LEANNE LAPP, PUBLIC DEFENDER, CANANDAIGUA (GARY MULDOON OF COUNSEL), FOR DEFENDANT-APPELLANT.
JAMES B. RITTS, DISTRICT ATTORNEY, CANANDAIGUA (V. CHRISTOPHER EAGGLESTON OF COUNSEL), FOR RESPONDENT.
PRESENT: WHALEN, P.J., CENTRA, NEMOYER, AND WINSLOW, JJ.
Appeal from a judgment of the Ontario County Court (Frederick G. Reed, A.J.), rendered February 3, 2017. The judgment convicted defendant upon a jury verdict of criminal sale of a controlled substance in the third degree (four counts) and criminal possession of a controlled substance in the third degree (two counts).
It is hereby ORDERED that the judgment so appealed from is unanimously modified as a matter of discretion in the interest of justice by reducing the sentence of imprisonment imposed on each count to a determinate term of eight years, and as modified the judgment is affirmed.
Memorandum: Defendant appeals from a judgment convicting him upon a jury verdict of four counts of criminal sale of a controlled substance in the third degree (Penal Law § 220.39 [1]) and two counts of criminal possession of a controlled substance in the third degree (§ 220.16 [1]).

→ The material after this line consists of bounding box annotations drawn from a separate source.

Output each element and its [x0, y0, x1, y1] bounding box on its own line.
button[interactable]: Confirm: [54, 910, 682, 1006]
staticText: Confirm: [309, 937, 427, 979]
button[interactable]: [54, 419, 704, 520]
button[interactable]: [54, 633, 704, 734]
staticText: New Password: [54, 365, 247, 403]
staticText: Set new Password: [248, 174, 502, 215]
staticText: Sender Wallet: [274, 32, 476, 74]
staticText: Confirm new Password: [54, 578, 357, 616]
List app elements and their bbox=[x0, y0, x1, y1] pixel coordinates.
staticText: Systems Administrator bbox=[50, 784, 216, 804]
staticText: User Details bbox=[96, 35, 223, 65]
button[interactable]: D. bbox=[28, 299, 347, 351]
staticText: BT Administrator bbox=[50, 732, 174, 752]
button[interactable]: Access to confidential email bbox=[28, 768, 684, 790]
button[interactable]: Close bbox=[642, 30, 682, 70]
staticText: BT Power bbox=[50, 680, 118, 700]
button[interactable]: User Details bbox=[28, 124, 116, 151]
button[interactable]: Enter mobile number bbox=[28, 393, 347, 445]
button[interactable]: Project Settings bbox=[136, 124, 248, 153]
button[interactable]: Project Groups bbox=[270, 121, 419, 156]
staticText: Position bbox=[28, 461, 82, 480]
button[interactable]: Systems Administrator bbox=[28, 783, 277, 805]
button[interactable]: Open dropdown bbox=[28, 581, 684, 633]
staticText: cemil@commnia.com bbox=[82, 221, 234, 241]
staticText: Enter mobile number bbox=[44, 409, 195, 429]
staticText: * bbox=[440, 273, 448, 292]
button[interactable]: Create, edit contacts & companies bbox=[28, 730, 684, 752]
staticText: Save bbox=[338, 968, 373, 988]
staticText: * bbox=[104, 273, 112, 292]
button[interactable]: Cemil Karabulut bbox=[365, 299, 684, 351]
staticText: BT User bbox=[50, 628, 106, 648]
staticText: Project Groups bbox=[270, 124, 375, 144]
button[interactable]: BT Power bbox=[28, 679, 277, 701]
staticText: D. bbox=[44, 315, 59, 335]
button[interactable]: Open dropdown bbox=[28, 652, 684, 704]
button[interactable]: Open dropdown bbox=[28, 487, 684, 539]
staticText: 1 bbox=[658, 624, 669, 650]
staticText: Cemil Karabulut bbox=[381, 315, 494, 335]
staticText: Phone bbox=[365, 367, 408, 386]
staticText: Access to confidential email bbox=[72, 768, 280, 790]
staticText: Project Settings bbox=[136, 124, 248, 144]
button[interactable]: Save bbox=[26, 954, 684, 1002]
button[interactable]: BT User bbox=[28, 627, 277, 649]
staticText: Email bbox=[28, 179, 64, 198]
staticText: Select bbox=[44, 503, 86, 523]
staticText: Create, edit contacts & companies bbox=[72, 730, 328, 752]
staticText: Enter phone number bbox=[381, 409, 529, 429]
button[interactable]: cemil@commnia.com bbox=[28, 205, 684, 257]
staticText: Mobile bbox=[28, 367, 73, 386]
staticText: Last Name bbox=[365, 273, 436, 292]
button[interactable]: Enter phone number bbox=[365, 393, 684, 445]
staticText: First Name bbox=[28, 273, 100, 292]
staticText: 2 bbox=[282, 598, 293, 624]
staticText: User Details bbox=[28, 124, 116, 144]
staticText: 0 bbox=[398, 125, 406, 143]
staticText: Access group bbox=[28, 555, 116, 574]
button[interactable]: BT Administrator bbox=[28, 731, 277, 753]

To the extent that defendant contends that he was improperly penalized for asserting his right to a trial, that contention is not preserved for our review (see People v Fudge, 104 A.D.3d 1169, 1170 [4th Dept 2013], lv denied 21 N.Y.3d 1042 [2013]; People v Griffin, 48 A.D.3d 1233, 1236-1237 [4th Dept 2008], lv denied 10 N.Y.3d 840 [2008]; People v Irrizarry, 37 A.D.3d 1082, 1083 [4th Dept 2007], lv denied 8 N.Y.3d 946 [2007]) and, in any event, that contention lacks merit (see People v Washington, 160 A.D.3d 1451, 1452 [4th Dept 2018]; Griffin, 48 A.D.3d at 1236-1237). However, we agree with defendant that the sentence is unduly harsh and severe under the circumstances of this case. Thus, as a matter of discretion in the interest of justice, we modify the judgment by reducing the sentence of imprisonment imposed on each count to a determinate term of eight years (see CPL 470.15 [6] [b]), to be followed by the three years of postrelease supervision imposed by County Court, with the sentences remaining concurrent.
Finally, as the People correctly concede, the certificate of conviction incorrectly reflects that defendant was sentenced as a second violent felony offender, and it must therefore be amended to reflect that defendant was sentenced as a second felony offender (see People v Williams, 187 A.D.3d 1564, 1565 [4th Dept 2020]; People v Kowal, 159 A.D.3d 1346, 1347 [4th Dept 2018]).